うつ病は単に気分が落ち込むだけでなく、仕事に集中できない、家事ができない、人付き合いがこれまでのようにできない、など患者さんの日常生活に大きな支障を与えます。そして、患者さんは思うようにできない自分を責め、さらにうつ病が悪化するという悪循環に落ちいいってしまいます。
うつ病にはどんな症状があらわれるのでしょうか。うつ病の症状にはこころとからだの両方にあらわれます。
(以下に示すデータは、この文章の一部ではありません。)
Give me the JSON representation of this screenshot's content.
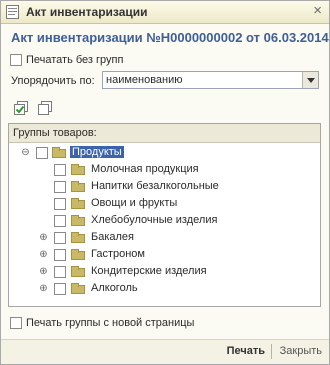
{
  "window": {
    "title": "Акт инвентаризации",
    "close_glyph": "×"
  },
  "document": {
    "header": "Акт инвентаризации №Н0000000002 от 06.03.2014"
  },
  "options": {
    "print_without_groups": "Печатать без групп",
    "sort_label": "Упорядочить по:",
    "sort_value": "наименованию",
    "print_groups_new_page": "Печать группы с новой страницы"
  },
  "toolbar": {
    "check_all_icon": "check-all-icon",
    "uncheck_all_icon": "uncheck-all-icon"
  },
  "groups": {
    "header": "Группы товаров:",
    "root": {
      "name": "Продукты",
      "expander": "⊖"
    },
    "children": [
      {
        "name": "Молочная продукция",
        "expander": ""
      },
      {
        "name": "Напитки безалкогольные",
        "expander": ""
      },
      {
        "name": "Овощи и фрукты",
        "expander": ""
      },
      {
        "name": "Хлебобулочные изделия",
        "expander": ""
      },
      {
        "name": "Бакалея",
        "expander": "⊕"
      },
      {
        "name": "Гастроном",
        "expander": "⊕"
      },
      {
        "name": "Кондитерские изделия",
        "expander": "⊕"
      },
      {
        "name": "Алкоголь",
        "expander": "⊕"
      }
    ]
  },
  "buttons": {
    "print": "Печать",
    "close": "Закрыть"
  },
  "colors": {
    "header_text": "#3d5f9a",
    "selection": "#3d63ad",
    "folder": "#c9b967"
  }
}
以下の1〜9の項目に当てはまるところがあればチェックしてみてください。
こころの症状
1,抑うつ気分
●気分が落ち込む
●憂うつだ
●悲しい気持ちになる
●なんの希望もない、将来に悲観してしまう。
2,意欲の低下
●今まで好きだったことがやる気になれない
●何をするのも億劫(顔を洗う、服を着替えると言った基本的なことも)
●新聞を読む気がしない、テレビを観る気がしない
3,不安、焦燥感
●いつもなんとなく不安である
●居ても立ってもいられず、落ち着かない、焦る
4,集中力、思考力の低下
●集中力の低下により仕事の能率が落ちた、ミスが増えた
●決断力が低下した、物事を決められない
5,自責感、罪責感
●すべて自分が悪いと自分の責任だと感じてしまう
●いつも自分を責めてしまう
6,希死念慮、死について考える
●自分なんて生きていても仕方がない、消えてしまいたい
●死んだほうがましだと思う
からだの症状
7,睡眠障害
●寝付きが悪い、途中で目が覚める、眠れない
●朝めざましより早く目が覚める
●寝た気がしない、寝過ぎる
8,食欲の低下
●食欲がない
●何を食べてもおいしくない
●ダイエットをしているわけでもないのに、体重が1ヶ月で数キロも減った
9,易疲労感、疲れやすさ
●かれだがだるい、からだが重い
●ひどく疲れやすい
その他の症状として肩や背中、腰などの様々な部分の痛み、便秘、胸の重苦しさ、動悸などがあります。
上記のような1〜9の症状のうち5つまたはそれ以上が2週間以上続いていると感じたら要注意です。
現在はうつ病は治療法も確立し、適切に治療を行うと治る病気になってきています。また真面目で抱え込みやすい性格の方に多く生じるといわれます。一人で抱え込まず、早めにご相談ください。早ければ早いほど、良い経過で回復することが多い病気でもあります。